Опустился я недалеко от дороги, в редком лесочке. Вылез из сугроба, отряхнулся. Громада замка возвышалась угрожающе. Я привык смотреть на него со стороны озера, или сверху, с высоты. Теперь же, в предрассветном мраке, он показался мне чужим, страшным. Тяжелые стены со скосами, квадратные башни, за стенами — еще стены, косые плоскости крыш, опять стены, еще крыши, флюгера, трубы, и над всем этим — самая высокая крыша-шпиль. Нигде — ни огонечка. Темный камень, пятна снега.

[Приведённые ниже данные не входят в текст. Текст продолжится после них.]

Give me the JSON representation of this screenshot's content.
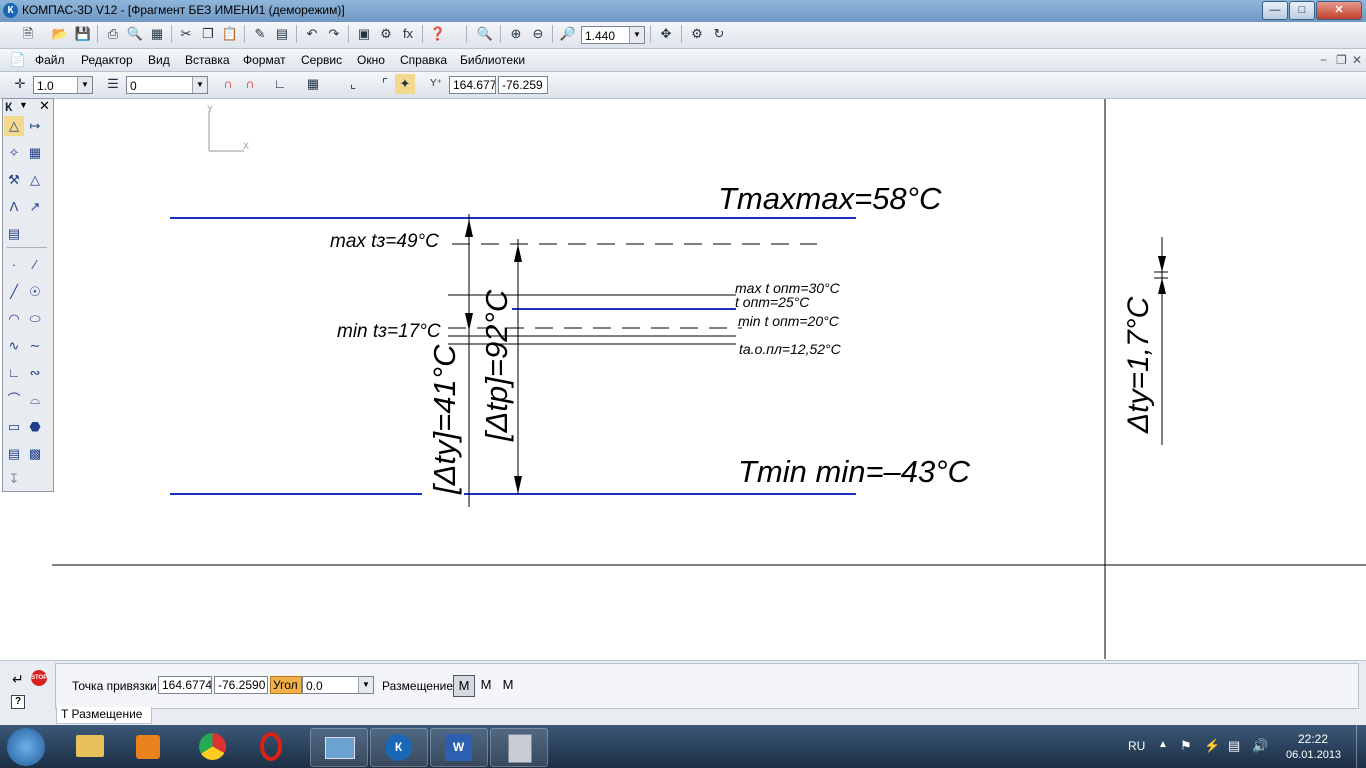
{
  "window": {
    "title": "КОМПАС-3D V12 - [Фрагмент БЕЗ ИМЕНИ1 (деморежим)]",
    "app_icon": "kompas-logo-icon",
    "controls": [
      "minimize-icon",
      "maximize-icon",
      "close-icon"
    ]
  },
  "standard_toolbar": {
    "zoom_value": "1.440"
  },
  "menu": {
    "items": [
      "Файл",
      "Редактор",
      "Вид",
      "Вставка",
      "Формат",
      "Сервис",
      "Окно",
      "Справка",
      "Библиотеки"
    ]
  },
  "current_state_bar": {
    "step_value": "1.0",
    "layer_value": "0",
    "coord_x": "164.677",
    "coord_y": "-76.259"
  },
  "palette": {
    "header": "К"
  },
  "drawing": {
    "axis_y": "Y",
    "axis_x": "X",
    "tmaxmax": "Tmaxmax=58°C",
    "tminmin": "Tmin min=–43°C",
    "max_t3": "max tз=49°C",
    "min_t3": "min tз=17°C",
    "max_topt": "max t опт=30°C",
    "t_opt": "t опт=25°C",
    "min_topt": "min t опт=20°C",
    "t_aopl": "tа.о.пл=12,52°C",
    "delta_ty_bracket": "[Δty]=41°C",
    "delta_tp_bracket": "[Δtp]=92°C",
    "delta_ty": "Δty=1,7°C"
  },
  "properties_panel": {
    "snap_label": "Точка привязки",
    "snap_x": "164.6774",
    "snap_y": "-76.2590",
    "angle_label": "Угол",
    "angle_value": "0.0",
    "placement_label": "Размещение",
    "tab_label": "Размещение",
    "stop_label": "STOP"
  },
  "taskbar": {
    "lang": "RU",
    "time": "22:22",
    "date": "06.01.2013"
  },
  "colors": {
    "accent_blue_line": "#1f2fb8",
    "title_bar": "#7ea6cf"
  }
}
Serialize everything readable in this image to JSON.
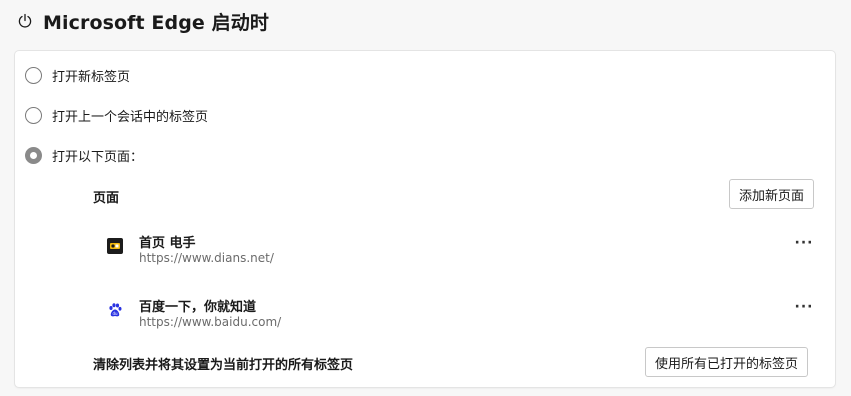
{
  "header": {
    "title": "Microsoft Edge 启动时",
    "icon": "power-icon"
  },
  "startup_options": [
    {
      "label": "打开新标签页",
      "selected": false
    },
    {
      "label": "打开上一个会话中的标签页",
      "selected": false
    },
    {
      "label": "打开以下页面：",
      "selected": true
    }
  ],
  "pages_section": {
    "label": "页面",
    "add_button": "添加新页面",
    "items": [
      {
        "title": "首页 电手",
        "url": "https://www.dians.net/",
        "icon": "dians-favicon-icon"
      },
      {
        "title": "百度一下，你就知道",
        "url": "https://www.baidu.com/",
        "icon": "baidu-paw-icon"
      }
    ],
    "more_label": "···"
  },
  "footer": {
    "label": "清除列表并将其设置为当前打开的所有标签页",
    "use_all_button": "使用所有已打开的标签页"
  },
  "colors": {
    "radio_checked": "#8a8a8a",
    "baidu_blue": "#2932e1",
    "url_gray": "#6b6b6b"
  }
}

Они все там, внутри. За периметром стен, под заснеженными крышами, за слепыми окнами. Альса. Тот, Кто Вернется. Маленький Человек. Большой Человек. Редда. Ун.

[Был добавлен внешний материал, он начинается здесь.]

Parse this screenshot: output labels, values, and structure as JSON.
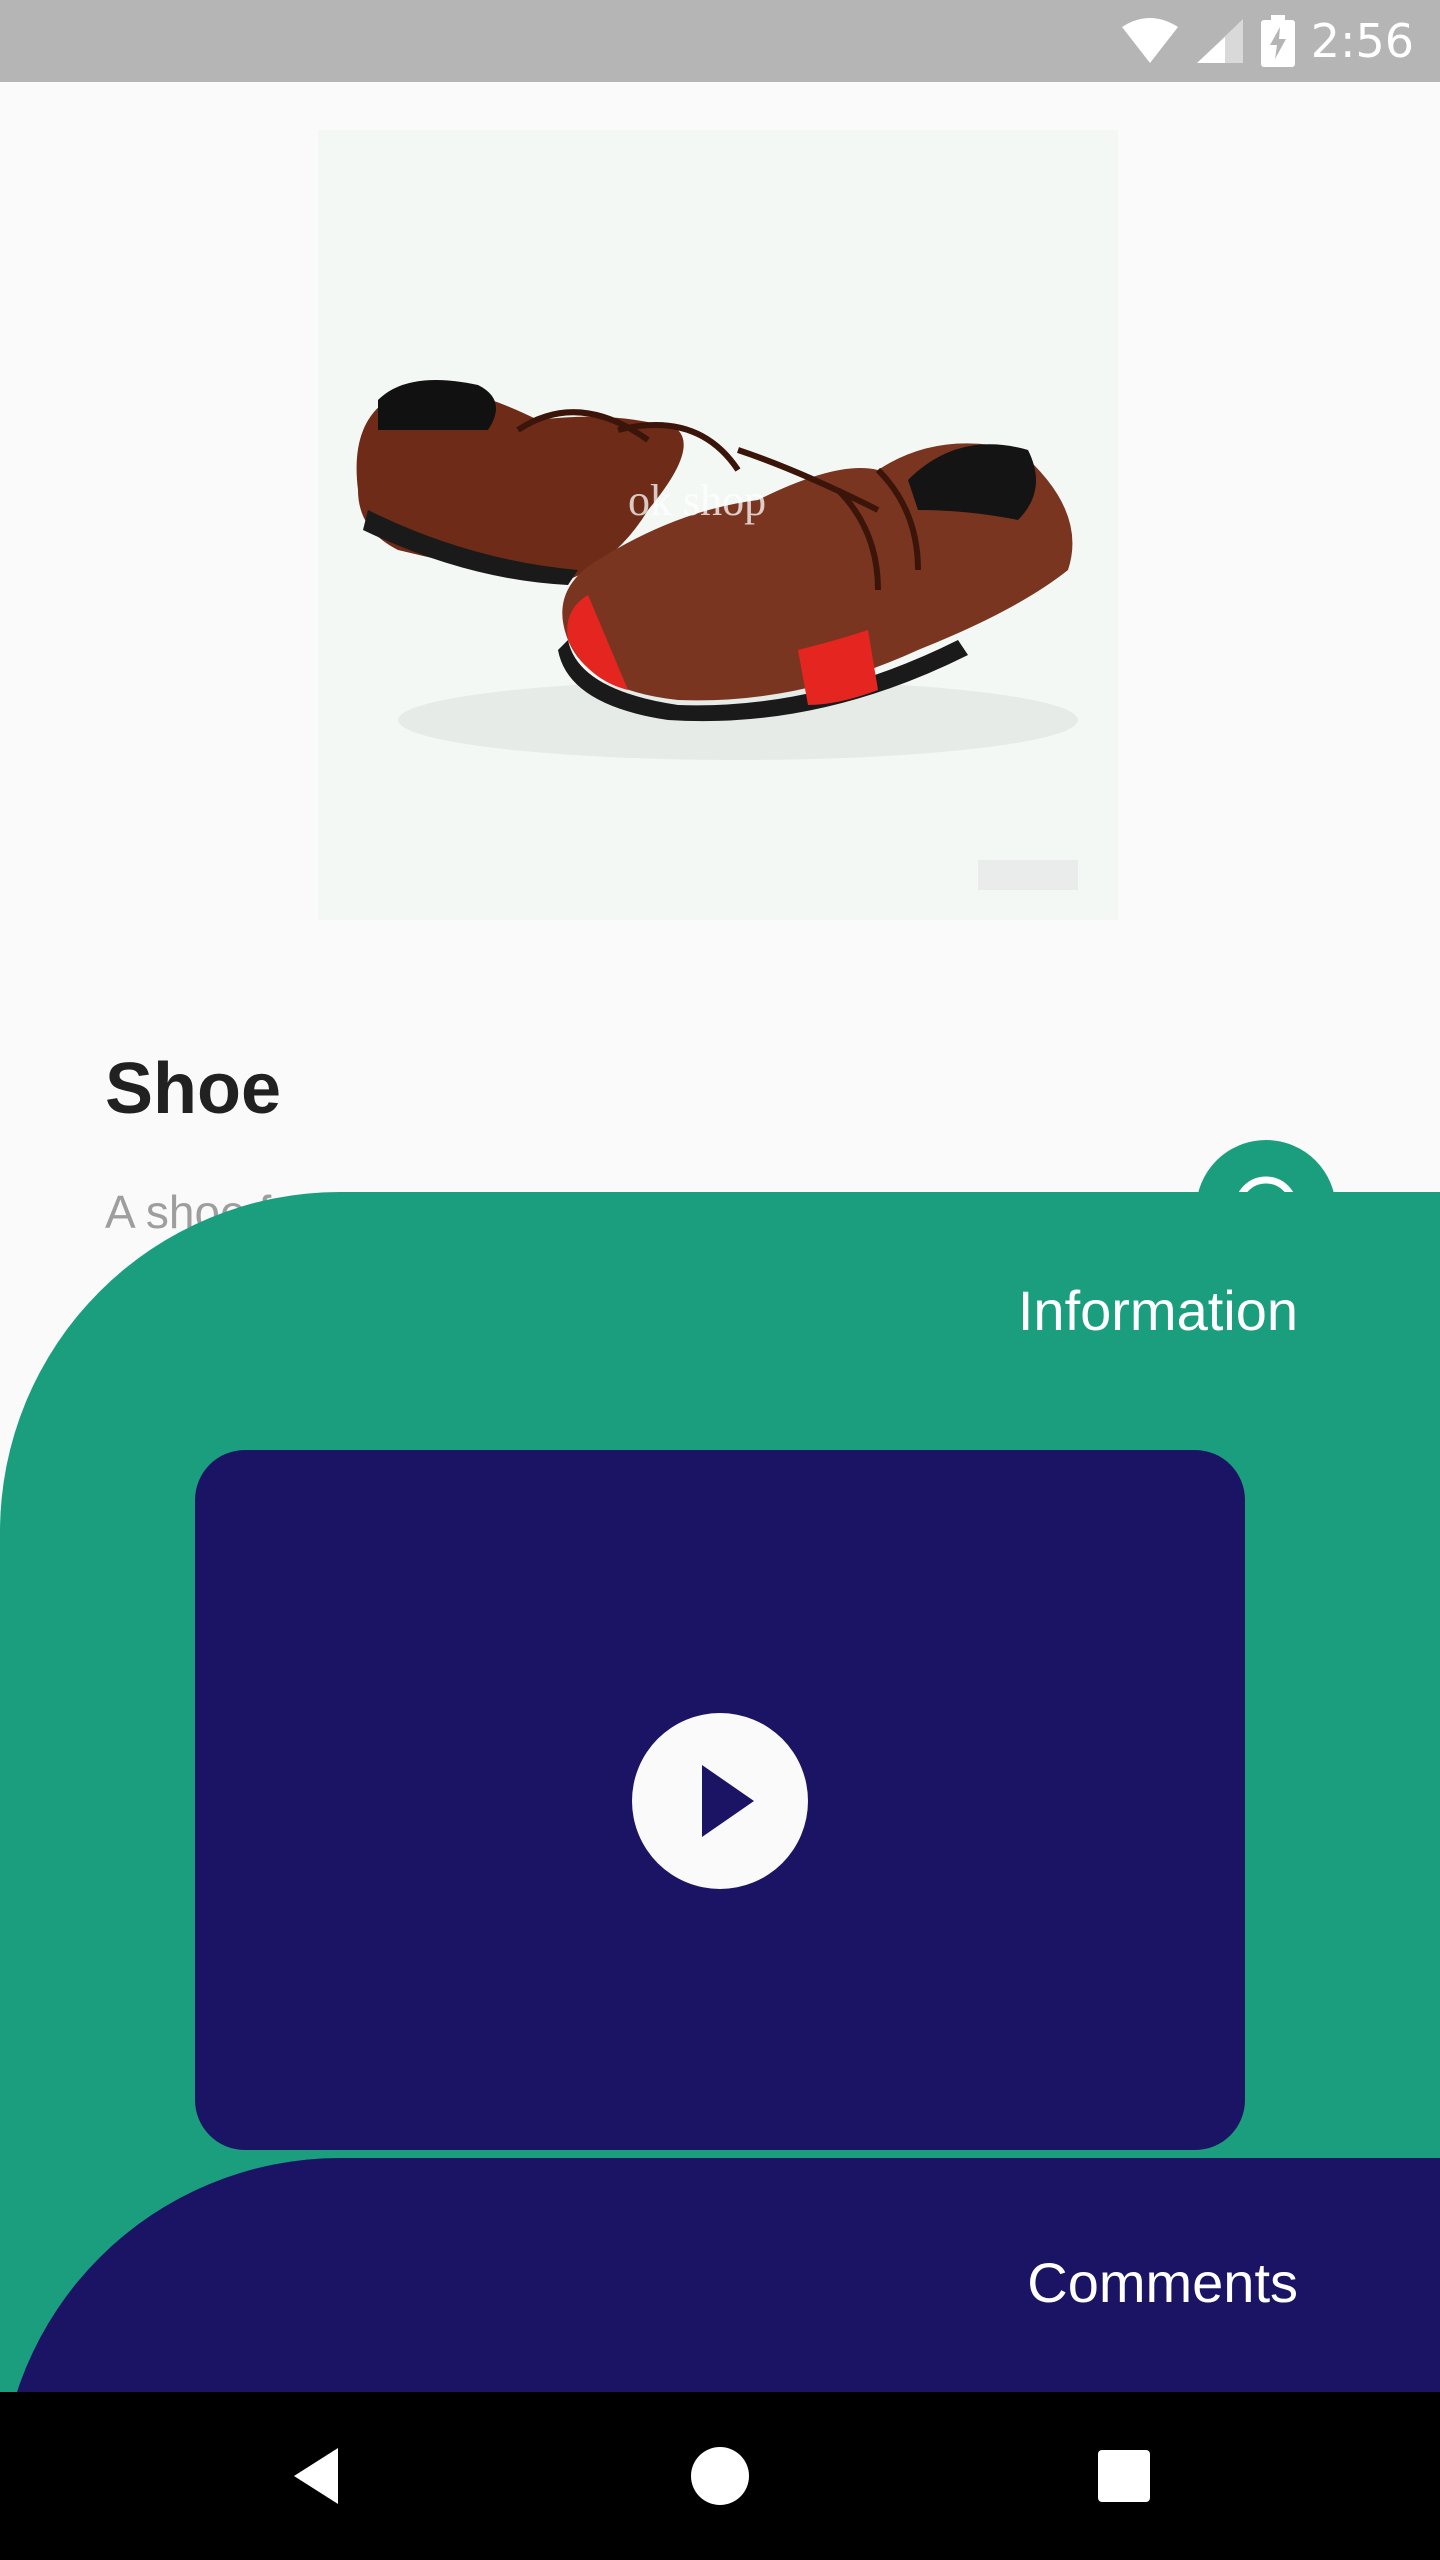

Собаки, собаки. Почему я не думал о них, готовясь лететь в Каорен? Уговаривал Альсу, а о собаках не подумал. Она, между прочим, тоже о них не вспомнила. Невероятно заботливые из нас хозяева получились. Ах, Ирги, какой же я глупец! Я так стараюсь быть достойным тебя — и что в итоге?
— Эй! Кто идет?
Я остановился на мостике через замерзший ров. Человек увидел меня прежде, чем я смог его услышать. Тревожный невнятный гул человеческого жилья путал меня и смущал. Теперь я вычленил его присутствие из общего фона — надвратная башня, на самом верху, спрятался за зубцами. Кроме него там находился еще один… и еще несколько… смотрят на меня напряженно. Опасаются.
— Доброе утро! — крикнул я на лиранате, — я хочу… хотел бы… говорить. Сказать. Важное слово.
Шевеление, поспешные переговоры за зубчатым заслоном.
— …? — спросили сверху.
Я не понял. Отошел подальше, поднял руки, демонстрируя отсутствие оружия.
— …?! — грозно потребовали сверху.
Маленький Человек советовал вообще ничего не говорить, притвориться немым, отдать кинжал и уходить. Но я слышал — открывать мне никто не торопился. Пришлось опять вступить в борьбу с лиранатом:
— Я принес… важную вещь. Очень важную вещь. Я имею долг… должен дать… отдать. Господину. Маленькому господину.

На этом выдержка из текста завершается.